Le vol diurne du hibou

L’article consacré au documentaire Lady Sapiens, qui inclut quelques séquences tirées de l’univers virtuel préhistorique développé par Ubisoft pour son jeu vidéo Far Cry Primal, comprend deux passages particulièrement saisissants.

Sophie Parrault, productrice de Lady Sapiens, nous raconte que le réalisateur, Thomas Cirotteau, « a dû jouer à Far Cry Primal des heures durant, afin de sélectionner les décors souhaités – comme pour un repérage dans le monde réel – et d’identifier les situations susceptibles de servir le propos scientifique ». Sur une vidéo de présentation du jeu Far Cry Primal trouvée sur Internet (https://miniurl.be/r-40mu), on apprend que les joueurs peuvent se déplacer soit à pied, soit sur le dos d’un animal de leur choix, par exemple un mammouth. À condition d’avoir accumulé suffisamment de points, ils sont en effet en mesure d’apprivoiser les animaux sauvages en quelques instants seulement. Ils peuvent ainsi s’assurer les services d’un jaguar pour approcher sans bruit d’un campement et repérer les lieux, d’un loup pour occire plus facilement leurs ennemis, ou encore d’un hibou qui, en survolant le terrain (de jour comme de nuit, apparemment), leur permettra de débusquer les guerriers cachés dans les fourrés, à la façon d’un drone. Ces menues licences artistiques sur la faculté d’apprivoiser des bêtes sauvages d’un claquement de doigts ou de se faire communiquer des informations depuis le cerveau d’un jaguar ou d’un hibou n’interdisent nullement de recycler à des fins pédagogiques certains des décors de ce jeu, qui sont de toute beauté. Il y a cependant quelque chose de légèrement déstabilisant à se figurer un réalisateur obligé de massacrer virtuellement des foules de guerriers hirsutes et de tigres à dents de sabre s’il veut récupérer les images qui lui permettront d’illustrer un documentaire scientifique écrit avec la caution d’une universitaire spécialiste de la préhistoire.

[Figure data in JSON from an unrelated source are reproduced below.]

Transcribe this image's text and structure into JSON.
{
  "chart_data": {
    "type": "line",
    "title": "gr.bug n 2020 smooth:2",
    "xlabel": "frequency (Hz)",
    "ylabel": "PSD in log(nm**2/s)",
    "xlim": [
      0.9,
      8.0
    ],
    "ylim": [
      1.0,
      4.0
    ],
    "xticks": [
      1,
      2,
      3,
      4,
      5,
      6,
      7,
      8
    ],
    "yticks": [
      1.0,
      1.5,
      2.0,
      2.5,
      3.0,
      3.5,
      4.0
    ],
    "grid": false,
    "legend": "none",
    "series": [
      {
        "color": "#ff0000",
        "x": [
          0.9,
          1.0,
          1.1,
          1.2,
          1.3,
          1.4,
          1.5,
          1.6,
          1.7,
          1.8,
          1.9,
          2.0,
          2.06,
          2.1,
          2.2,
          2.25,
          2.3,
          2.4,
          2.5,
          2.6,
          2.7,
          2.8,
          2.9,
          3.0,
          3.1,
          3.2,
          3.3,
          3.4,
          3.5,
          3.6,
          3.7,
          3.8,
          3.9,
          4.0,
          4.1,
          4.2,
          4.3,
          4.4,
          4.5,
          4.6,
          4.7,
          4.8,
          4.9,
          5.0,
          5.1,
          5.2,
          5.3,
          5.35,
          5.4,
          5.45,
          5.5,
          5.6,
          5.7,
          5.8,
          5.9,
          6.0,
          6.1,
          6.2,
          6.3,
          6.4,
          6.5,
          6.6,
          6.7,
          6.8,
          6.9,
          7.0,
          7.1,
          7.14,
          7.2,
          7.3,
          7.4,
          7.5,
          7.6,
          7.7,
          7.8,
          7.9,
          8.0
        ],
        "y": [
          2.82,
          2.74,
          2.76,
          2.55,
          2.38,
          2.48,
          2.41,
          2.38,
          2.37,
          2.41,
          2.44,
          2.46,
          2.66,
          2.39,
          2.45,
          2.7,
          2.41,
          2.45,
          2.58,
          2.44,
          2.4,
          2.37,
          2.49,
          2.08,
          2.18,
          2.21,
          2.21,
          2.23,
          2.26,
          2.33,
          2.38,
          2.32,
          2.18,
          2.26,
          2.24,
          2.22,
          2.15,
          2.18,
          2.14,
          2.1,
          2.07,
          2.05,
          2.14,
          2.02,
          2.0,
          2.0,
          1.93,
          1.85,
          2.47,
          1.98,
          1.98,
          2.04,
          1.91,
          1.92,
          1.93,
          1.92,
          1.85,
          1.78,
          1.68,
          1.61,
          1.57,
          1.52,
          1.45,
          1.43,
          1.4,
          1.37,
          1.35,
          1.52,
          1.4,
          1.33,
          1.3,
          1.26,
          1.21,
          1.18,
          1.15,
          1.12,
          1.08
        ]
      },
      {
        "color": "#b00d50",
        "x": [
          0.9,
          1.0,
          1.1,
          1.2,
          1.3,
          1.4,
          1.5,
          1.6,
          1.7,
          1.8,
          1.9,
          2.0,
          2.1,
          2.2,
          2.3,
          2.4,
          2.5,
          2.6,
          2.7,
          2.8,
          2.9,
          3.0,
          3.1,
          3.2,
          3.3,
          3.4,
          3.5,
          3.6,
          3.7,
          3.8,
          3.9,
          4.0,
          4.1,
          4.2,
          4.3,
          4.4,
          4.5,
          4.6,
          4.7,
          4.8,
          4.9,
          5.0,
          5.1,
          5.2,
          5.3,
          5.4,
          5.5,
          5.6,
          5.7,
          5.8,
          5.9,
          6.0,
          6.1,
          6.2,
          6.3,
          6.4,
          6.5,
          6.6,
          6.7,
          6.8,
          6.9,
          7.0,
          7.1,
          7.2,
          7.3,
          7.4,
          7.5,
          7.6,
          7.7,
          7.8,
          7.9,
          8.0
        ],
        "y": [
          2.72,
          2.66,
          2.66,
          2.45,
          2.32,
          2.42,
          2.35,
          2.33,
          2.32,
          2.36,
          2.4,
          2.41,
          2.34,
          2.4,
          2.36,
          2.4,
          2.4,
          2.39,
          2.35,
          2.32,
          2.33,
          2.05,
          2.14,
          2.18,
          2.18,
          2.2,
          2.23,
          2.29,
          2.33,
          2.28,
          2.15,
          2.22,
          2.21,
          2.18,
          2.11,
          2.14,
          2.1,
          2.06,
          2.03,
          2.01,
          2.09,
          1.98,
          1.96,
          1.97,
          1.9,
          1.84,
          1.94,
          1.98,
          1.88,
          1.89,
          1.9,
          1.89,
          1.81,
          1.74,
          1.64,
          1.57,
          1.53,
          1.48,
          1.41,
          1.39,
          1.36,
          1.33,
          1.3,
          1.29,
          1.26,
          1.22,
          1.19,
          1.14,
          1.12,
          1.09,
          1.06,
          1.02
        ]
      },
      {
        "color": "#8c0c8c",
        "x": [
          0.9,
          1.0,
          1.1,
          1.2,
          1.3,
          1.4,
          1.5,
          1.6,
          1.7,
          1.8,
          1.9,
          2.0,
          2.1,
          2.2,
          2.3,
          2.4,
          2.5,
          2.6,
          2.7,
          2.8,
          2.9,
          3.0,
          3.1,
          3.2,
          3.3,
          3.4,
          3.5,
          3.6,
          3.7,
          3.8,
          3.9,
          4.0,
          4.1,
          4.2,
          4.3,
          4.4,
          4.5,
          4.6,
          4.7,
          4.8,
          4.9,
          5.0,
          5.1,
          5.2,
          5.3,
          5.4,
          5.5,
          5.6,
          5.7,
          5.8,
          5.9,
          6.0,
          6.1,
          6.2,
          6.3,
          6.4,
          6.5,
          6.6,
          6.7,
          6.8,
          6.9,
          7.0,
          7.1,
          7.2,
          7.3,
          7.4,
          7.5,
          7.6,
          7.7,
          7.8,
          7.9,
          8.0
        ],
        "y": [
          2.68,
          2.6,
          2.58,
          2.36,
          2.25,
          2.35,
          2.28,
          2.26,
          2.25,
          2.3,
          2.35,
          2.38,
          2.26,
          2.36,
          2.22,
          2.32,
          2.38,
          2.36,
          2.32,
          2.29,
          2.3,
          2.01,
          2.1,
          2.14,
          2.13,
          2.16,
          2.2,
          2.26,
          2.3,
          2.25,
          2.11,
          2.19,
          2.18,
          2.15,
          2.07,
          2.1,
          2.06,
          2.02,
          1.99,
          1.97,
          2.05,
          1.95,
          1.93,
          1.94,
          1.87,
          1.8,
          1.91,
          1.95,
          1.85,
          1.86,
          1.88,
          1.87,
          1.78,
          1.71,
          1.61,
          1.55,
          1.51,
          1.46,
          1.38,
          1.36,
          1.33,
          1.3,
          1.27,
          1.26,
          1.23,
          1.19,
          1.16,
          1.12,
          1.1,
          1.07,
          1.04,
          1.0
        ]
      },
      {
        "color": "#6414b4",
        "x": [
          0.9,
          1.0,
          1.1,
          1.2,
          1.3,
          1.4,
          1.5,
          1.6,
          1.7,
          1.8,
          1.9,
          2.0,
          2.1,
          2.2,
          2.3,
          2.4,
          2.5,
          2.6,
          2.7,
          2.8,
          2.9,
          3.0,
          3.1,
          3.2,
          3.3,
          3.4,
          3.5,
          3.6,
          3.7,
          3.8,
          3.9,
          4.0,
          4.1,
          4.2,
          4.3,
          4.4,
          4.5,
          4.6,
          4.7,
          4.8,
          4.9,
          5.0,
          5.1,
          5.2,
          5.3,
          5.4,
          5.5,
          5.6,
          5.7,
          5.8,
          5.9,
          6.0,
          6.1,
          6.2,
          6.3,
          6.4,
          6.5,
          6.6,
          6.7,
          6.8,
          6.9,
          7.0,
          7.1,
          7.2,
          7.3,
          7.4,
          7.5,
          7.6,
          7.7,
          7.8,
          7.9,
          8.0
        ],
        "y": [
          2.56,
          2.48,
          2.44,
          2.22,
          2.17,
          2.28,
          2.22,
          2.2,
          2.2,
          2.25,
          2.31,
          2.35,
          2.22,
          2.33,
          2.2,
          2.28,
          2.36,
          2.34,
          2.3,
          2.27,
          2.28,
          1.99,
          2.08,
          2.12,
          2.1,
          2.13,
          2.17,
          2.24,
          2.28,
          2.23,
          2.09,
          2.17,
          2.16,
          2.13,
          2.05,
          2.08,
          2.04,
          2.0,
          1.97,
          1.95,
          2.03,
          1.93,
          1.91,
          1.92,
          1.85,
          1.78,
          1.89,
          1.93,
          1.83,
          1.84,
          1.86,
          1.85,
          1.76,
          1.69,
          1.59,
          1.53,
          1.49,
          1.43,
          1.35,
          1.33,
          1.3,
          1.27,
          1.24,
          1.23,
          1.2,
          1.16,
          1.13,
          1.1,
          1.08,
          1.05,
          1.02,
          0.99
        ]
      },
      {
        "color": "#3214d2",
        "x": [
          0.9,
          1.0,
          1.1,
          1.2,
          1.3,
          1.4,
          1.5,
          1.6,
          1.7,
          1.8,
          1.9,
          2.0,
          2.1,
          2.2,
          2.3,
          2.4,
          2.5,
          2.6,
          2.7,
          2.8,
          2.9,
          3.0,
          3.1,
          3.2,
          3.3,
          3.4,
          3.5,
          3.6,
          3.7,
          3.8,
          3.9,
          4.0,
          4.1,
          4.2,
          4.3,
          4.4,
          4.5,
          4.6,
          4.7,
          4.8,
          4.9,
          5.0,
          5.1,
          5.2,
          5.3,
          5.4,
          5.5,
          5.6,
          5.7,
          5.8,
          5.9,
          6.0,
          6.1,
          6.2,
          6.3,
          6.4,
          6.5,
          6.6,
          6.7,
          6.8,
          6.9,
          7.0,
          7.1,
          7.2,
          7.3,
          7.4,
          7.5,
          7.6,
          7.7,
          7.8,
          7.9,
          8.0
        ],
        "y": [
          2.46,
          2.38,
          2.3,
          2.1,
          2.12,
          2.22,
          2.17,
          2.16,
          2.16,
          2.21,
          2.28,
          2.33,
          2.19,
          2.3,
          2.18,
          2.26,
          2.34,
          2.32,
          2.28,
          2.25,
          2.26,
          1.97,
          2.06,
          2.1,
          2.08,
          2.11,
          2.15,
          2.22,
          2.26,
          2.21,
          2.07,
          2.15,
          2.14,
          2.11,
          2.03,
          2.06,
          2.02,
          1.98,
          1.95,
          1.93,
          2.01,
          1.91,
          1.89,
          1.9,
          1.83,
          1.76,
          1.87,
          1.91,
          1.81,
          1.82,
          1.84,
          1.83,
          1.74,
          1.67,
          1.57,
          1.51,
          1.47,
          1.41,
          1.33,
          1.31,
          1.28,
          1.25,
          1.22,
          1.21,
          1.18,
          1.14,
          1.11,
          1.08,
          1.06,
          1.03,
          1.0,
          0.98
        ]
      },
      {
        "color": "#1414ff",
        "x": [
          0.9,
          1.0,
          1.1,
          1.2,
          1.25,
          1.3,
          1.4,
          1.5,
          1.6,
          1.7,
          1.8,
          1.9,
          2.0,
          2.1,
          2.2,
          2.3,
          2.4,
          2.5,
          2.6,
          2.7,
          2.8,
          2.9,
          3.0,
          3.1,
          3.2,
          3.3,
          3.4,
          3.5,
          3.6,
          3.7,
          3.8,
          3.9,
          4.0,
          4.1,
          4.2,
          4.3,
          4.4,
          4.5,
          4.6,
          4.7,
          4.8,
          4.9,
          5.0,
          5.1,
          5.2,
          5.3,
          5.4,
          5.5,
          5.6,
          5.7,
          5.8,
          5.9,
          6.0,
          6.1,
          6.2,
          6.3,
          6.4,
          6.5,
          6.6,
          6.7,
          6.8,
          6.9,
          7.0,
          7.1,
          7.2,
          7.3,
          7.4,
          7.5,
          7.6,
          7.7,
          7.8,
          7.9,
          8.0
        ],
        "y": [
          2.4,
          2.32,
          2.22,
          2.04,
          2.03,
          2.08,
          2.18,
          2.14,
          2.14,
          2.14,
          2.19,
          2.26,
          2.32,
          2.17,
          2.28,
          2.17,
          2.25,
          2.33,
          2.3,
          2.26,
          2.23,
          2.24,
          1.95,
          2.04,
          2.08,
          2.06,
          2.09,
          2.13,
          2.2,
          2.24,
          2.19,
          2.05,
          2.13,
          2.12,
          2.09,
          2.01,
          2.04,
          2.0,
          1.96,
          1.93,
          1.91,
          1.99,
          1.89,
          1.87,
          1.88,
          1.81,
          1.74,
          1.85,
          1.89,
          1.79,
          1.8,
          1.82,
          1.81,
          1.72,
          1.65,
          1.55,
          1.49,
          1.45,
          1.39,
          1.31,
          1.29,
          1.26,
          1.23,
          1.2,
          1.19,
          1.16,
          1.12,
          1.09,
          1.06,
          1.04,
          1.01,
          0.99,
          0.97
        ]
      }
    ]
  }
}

Dans le deuxième passage, on voit se percuter de façon encore plus frappante, si j’ose dire, le réel et le virtuel, le didactique et le ludique. Après la réalisation du documentaire, l’équipe a décidé de concevoir « une expérience immersive et interactive à 360 degrés racontant le quotidien de Lady Sapiens » et destinée à être présentée, entre autres, dans le cadre du prestigieux Muséum national d’Histoire naturelle. L’une des scènes de cette “expérience” consiste à tailler virtuellement un silex. À nouveau sollicitée, la chercheuse Sophie Archambault de Beaune estime que les silex virtuels sont de trop grand format. Las, comme l’explique Déborah Papiernik, directrice des Alliances stratégiques chez Ubisoft, « les casques de réalité virtuelle sont accompagnés de manettes qui doivent permettre de reproduire le geste de taille d’un silex […]. Or, les dimensions de ces manettes sont telles que, lorsque le silex virtuel est trop petit, l’utilisateur les entrechoque, au risque de les casser. Avec ces équipements, nous nous heurtions donc à une impossibilité technique. Soit nous supprimions la scène, ce qui eut été regrettable, soit la paléontologue nous autorisait une entorse à la vérité scientifique en nous permettant d’augmenter la taille des silex, ce qu’elle nous a accordé ». Obliger les pauvres hères du Paléolithique à s’escrimer sur des silex trop volumineux pour leur permettre d’accomplir des tâches vitales sous prétexte que leurs lointains descendants risquent, en s’amusant, de casser les manettes de leurs coûteux jeux vidéo ne peut que susciter un sentiment de révolte contre cette criante injustice sociale.

Faut-il se réjouir qu’un documentaire à vocation didactique puisse bénéficier de la splendeur des images fabriquées pour un jeu vidéo, de même que l’on tente de se consoler des sommes faramineuses englouties dans les recherches menées à des fins militaires en faveur des retombées utiles qu’elles peuvent avoir pour la société civile ? Faut-il, au contraire, s’alarmer des “vérités alternatives” susceptibles de se faufiler dans cet exercice d’équilibriste entre réalité et fiction ? Je repars faire un petit tour au soleil à dos de hibou : cela me permettra de prendre un peu de hauteur pour y réfléchir.